TIG Welding Advantages
TIG Welding is the most popular method for welding aluminum, stainless steels, and nickel-base alloys. It produces top quality welds in almost all metals and alloys used in the welding industry. The process provides more precise control of the weld than any other arc welding process, because the arc heat and filler metal are independently controlled. Visibility is excellent because no smoke or fumes are produced during welding, and there is no slag or spatter that must be cleaned between passes or on a completed weld. TIG welding also has reduced distortion in the weld joint because of the concentrated heat source. The gas tungsten arc welding process is very good for joining thin base metals because of excellent control of heat input. As in oxyacetylene welding, the heat source and the addition of filler metal can be separately controlled. Because the electrode is non-consumable, the process can be used to weld by fusion alone without the addition of filler metal. It can be used on almost all metals, but it is generally not used for the very low melting metals such as solders, or lead, tin, or zinc alloys. It is especially useful for joining aluminum and magnesium which form refractory oxides, and also for the reactive metals like titanium and zirconium, which dissolve oxygen and nitrogen and become embrittled if exposed to air while melting.
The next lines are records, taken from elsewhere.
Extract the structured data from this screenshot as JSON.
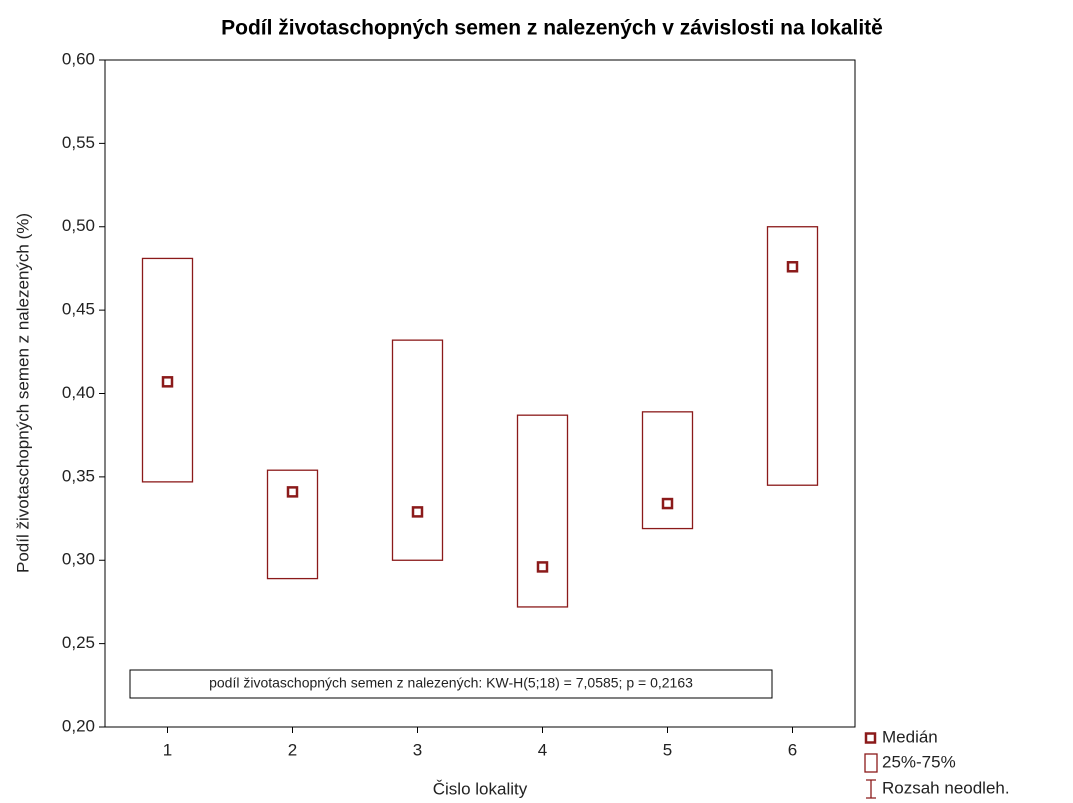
{
  "chart_data": {
    "type": "box",
    "title": "Podíl životaschopných semen z nalezených v závislosti na lokalitě",
    "xlabel": "Čislo lokality",
    "ylabel": "Podíl životaschopných semen z nalezených (%)",
    "annotation": "podíl životaschopných semen z nalezených: KW-H(5;18) = 7,0585; p = 0,2163",
    "categories": [
      "1",
      "2",
      "3",
      "4",
      "5",
      "6"
    ],
    "median": [
      0.407,
      0.341,
      0.329,
      0.296,
      0.334,
      0.476
    ],
    "q1": [
      0.347,
      0.289,
      0.3,
      0.272,
      0.319,
      0.345
    ],
    "q3": [
      0.481,
      0.354,
      0.432,
      0.387,
      0.389,
      0.5
    ],
    "color": "#8b1a1a",
    "legend": [
      "Medián",
      "25%-75%",
      "Rozsah neodleh."
    ],
    "ylim": [
      0.2,
      0.6
    ],
    "yticks": [
      {
        "value": 0.2,
        "label": "0,20"
      },
      {
        "value": 0.25,
        "label": "0,25"
      },
      {
        "value": 0.3,
        "label": "0,30"
      },
      {
        "value": 0.35,
        "label": "0,35"
      },
      {
        "value": 0.4,
        "label": "0,40"
      },
      {
        "value": 0.45,
        "label": "0,45"
      },
      {
        "value": 0.5,
        "label": "0,50"
      },
      {
        "value": 0.55,
        "label": "0,55"
      },
      {
        "value": 0.6,
        "label": "0,60"
      }
    ]
  }
}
In very critical service applications or for very expensive metals or parts, the materials should be carefully cleaned of surface dirt, grease, and oxides before welding.
TIG Welding Disadvantages
TIG welding is expensive because the arc travel speed and weld metal deposition rates are lower than with some other methods. Some limitations of the TIG welding process are:
(1) The process is slower than consumable electrode arc welding processes.
(2) Care must be taken not to transfer molten tungsten from the electrode to the weld area, which causes contamination. The resulting tungsten inclusion is hard and brittle.
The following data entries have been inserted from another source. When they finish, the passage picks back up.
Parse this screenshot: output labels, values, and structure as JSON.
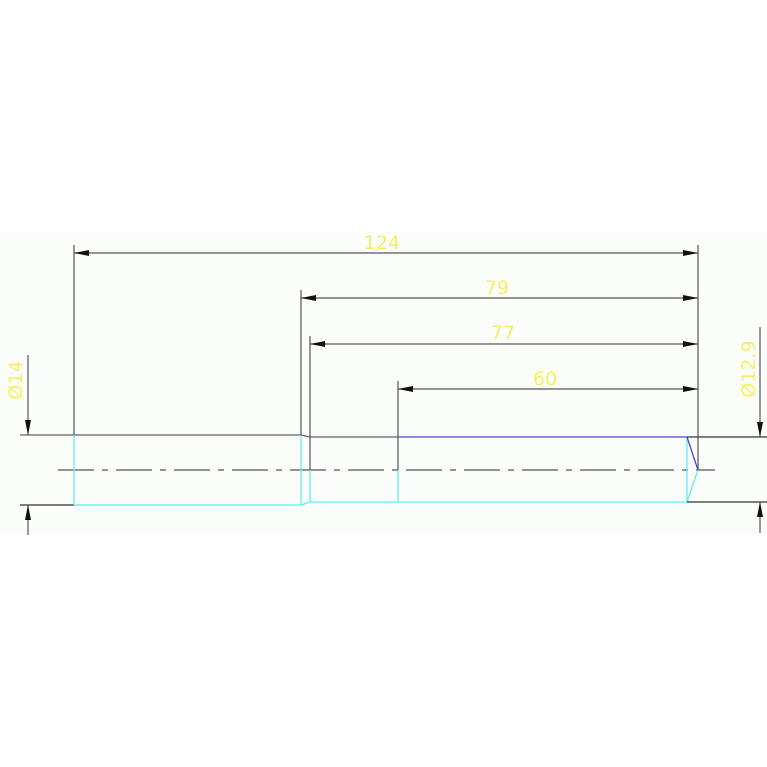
{
  "drawing": {
    "colors": {
      "background_band": "#fbfdfb",
      "dimension_line": "#555555",
      "dimension_text": "#f4f066",
      "visible_edge_cyan": "#5ff0f0",
      "visible_edge_blue": "#4a46d8",
      "center_line": "#555555"
    },
    "dimensions": {
      "overall_length": "124",
      "length_79": "79",
      "length_77": "77",
      "length_60": "60",
      "diameter_left": "Ø14",
      "diameter_right": "Ø12.9"
    }
  }
}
(3) Exposure of the hot filler rod to air using improper welding techniques causes weld metal contamination.
(4) Inert gases for shielding and tungsten electrode costs add to the total cost of welding compared to other processes. Argon and helium used for shielding the arc are relatively expensive.
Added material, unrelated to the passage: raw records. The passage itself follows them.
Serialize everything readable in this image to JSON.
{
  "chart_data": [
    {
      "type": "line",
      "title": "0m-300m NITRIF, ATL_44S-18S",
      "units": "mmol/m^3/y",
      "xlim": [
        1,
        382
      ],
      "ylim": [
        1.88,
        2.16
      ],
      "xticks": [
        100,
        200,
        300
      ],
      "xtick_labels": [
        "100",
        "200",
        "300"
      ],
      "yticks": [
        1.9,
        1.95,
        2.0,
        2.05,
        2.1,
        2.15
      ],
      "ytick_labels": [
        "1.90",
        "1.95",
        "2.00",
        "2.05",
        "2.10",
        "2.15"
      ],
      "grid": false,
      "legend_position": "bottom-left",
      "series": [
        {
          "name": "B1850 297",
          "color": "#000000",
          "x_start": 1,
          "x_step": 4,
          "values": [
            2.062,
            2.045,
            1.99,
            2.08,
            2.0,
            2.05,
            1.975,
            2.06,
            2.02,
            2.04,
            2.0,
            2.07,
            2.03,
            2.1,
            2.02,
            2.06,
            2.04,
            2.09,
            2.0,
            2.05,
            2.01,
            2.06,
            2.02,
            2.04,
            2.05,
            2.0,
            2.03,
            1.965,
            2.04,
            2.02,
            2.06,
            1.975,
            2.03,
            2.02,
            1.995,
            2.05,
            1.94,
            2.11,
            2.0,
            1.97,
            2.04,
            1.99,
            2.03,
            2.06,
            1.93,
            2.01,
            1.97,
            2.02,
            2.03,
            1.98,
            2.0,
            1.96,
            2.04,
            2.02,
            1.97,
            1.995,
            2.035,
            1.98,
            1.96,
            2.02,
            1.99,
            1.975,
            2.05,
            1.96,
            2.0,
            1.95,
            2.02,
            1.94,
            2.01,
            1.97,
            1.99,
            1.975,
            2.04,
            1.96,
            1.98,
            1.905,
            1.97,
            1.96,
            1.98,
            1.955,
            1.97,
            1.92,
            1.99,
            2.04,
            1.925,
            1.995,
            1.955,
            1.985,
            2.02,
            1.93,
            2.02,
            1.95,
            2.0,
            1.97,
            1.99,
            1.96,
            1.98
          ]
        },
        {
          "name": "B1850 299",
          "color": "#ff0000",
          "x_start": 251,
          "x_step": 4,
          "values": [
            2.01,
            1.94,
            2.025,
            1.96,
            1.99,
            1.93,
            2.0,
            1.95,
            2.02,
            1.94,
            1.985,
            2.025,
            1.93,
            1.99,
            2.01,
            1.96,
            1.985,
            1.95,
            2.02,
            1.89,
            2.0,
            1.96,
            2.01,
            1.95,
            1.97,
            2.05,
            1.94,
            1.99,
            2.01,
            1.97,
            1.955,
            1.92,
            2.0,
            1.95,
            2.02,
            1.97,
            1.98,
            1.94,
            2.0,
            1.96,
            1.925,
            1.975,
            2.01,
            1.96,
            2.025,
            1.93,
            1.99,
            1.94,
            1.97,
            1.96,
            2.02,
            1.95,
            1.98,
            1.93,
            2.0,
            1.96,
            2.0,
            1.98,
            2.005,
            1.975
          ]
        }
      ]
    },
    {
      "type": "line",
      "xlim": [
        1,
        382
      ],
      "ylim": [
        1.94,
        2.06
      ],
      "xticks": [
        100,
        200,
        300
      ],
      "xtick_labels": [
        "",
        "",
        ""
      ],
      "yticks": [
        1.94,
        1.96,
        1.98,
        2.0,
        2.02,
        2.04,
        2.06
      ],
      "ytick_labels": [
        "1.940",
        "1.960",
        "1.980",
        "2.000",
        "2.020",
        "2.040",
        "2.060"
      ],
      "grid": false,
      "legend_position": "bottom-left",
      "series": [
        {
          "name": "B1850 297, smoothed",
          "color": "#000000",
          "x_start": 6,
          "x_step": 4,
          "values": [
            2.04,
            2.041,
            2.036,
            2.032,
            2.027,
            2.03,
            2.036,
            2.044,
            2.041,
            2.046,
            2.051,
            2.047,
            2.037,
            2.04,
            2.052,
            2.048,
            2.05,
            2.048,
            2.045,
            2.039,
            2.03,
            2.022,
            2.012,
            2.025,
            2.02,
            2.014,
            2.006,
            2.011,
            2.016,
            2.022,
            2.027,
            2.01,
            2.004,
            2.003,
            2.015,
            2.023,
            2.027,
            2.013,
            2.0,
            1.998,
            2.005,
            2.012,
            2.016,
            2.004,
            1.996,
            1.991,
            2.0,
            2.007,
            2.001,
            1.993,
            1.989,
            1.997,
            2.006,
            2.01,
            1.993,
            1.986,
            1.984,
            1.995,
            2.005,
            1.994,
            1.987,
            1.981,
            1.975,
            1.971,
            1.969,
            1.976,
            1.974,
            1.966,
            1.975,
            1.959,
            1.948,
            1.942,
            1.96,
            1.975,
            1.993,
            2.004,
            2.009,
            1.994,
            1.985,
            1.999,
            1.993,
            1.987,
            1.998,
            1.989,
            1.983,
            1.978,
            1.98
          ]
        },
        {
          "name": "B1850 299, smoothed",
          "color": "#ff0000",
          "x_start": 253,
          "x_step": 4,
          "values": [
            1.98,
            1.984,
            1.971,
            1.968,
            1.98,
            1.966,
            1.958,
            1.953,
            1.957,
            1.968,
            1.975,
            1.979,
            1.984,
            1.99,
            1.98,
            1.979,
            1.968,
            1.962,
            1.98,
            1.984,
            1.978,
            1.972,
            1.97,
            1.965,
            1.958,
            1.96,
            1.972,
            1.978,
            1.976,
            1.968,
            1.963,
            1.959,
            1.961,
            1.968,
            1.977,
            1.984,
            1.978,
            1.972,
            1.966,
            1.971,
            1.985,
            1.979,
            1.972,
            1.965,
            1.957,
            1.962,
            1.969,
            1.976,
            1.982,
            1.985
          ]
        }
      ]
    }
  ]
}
(5) Equipment costs are greater than that for other processes, such as shielded metal arc welding, which require less precise controls.
For these reasons, the gas tungsten arc welding process is generally not commercially competitive with other processes for welding the heavier gauges of metal if they can be readily welded by the shielded metal arc, submerged arc, or gas metal arc welding processes with adequate quality.